Immediately after the wedding-ring had been put on, the youths of the company would race from the church porch to the bride’s house, and the first who arrived claimed the right of removing the garter from her left leg, the bride raising her skirts to allow him to do so. He would afterwards tie it round his own sweetheart’s leg as a love charm against unfaithfulness. The bridegroom never took part in the race, but anyone else could enter, runners often coming from distant villages to take part.
At the time of the outcry against the custom it is interesting to find one, William Denis of Pickering, writing to a friend and stating that “this racing for the bride’s garter and the taking of the same from the leg of the bride, is one of the properest public functions we have so far as modesty is concerned.”
Elaborately worked garters were worn “by any lass who would be happy in her love.” The one illustrated here is drawn from a sketch given by Calvert. It bears the date 1749 and the two spaces were for the initials of the lovers.
A Pickering man named Tom Reid who was living in 1800 but was an old man then, was in his day a noted runner and won many races.

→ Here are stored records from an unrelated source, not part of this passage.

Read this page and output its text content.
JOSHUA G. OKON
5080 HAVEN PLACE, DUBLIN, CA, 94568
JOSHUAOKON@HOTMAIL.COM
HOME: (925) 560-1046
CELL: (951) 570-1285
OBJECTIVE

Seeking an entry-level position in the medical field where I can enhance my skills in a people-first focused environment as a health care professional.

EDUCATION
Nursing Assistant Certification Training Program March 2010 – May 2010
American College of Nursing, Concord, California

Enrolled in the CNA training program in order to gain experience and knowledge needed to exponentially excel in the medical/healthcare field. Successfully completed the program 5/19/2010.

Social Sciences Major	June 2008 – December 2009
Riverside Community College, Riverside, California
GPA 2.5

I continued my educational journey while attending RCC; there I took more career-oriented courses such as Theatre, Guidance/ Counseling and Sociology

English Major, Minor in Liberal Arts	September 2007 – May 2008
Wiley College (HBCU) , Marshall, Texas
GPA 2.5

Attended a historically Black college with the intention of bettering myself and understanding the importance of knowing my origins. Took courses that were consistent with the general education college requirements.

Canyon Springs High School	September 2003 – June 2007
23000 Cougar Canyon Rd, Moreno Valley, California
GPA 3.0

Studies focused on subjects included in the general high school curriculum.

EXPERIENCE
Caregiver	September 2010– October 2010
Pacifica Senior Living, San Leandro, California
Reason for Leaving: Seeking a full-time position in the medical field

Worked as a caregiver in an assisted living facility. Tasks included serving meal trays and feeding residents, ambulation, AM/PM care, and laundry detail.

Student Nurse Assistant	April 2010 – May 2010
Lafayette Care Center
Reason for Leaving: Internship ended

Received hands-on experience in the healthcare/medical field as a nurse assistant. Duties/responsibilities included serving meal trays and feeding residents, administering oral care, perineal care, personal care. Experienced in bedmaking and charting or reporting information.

He must have owned several of these garters which are now so difficult to find. It is said that one of the vicars of Pickering did much to put an end to the belief in the powers of the garters as charms, collecting them whenever he had an opportunity. He also put his foot down on every form of superstition, forbidding the old folk to tell their stories.
The village maidens considered it a most binding vow to remain true to their sweethearts if they washed their garters in St Cedd’s Well at Lastingham on the eve of St Agnes. Other practices performed at the same spot are, like the spectre of Sarkless Kitty, better forgotten.
There can be little doubt that the death blow to this mass of ignorant superstition came with the religious revival brought about by the Methodists. Despite the hostile reception they had in many places the example of their Christian behaviour made itself felt, and as the years went by parents became sufficiently ashamed of their old beliefs to give up telling them to their children. This change took place between about 1800 and 1840, but the influences that lay behind it date from the days of John Wesley.
The sports common in the early part of last century include:—
Fox-hunting.
Badger-drawing.
Duck hunting with dogs and sometimes duck and owl
diving.
Cock-fighting.
Cock-throwing at Eastertide.
Bull baiting and sometimes ass baiting.
Squirrel-hunting.
Rat-worrying.
“To make it quite sure to you howe greatly cocking was in voge seventy years agone,” says Calvert, “I have heard my own grandfather tell how he and others did match their cocks and fight em for secret sake in the crypt of Lastingham Church.”
The entrance to the crypt was not at that time in the centre of the nave, and the fact that it could be reached from the north side without going into the church would make the desecration seem a far less scandalous proceeding than it sounds.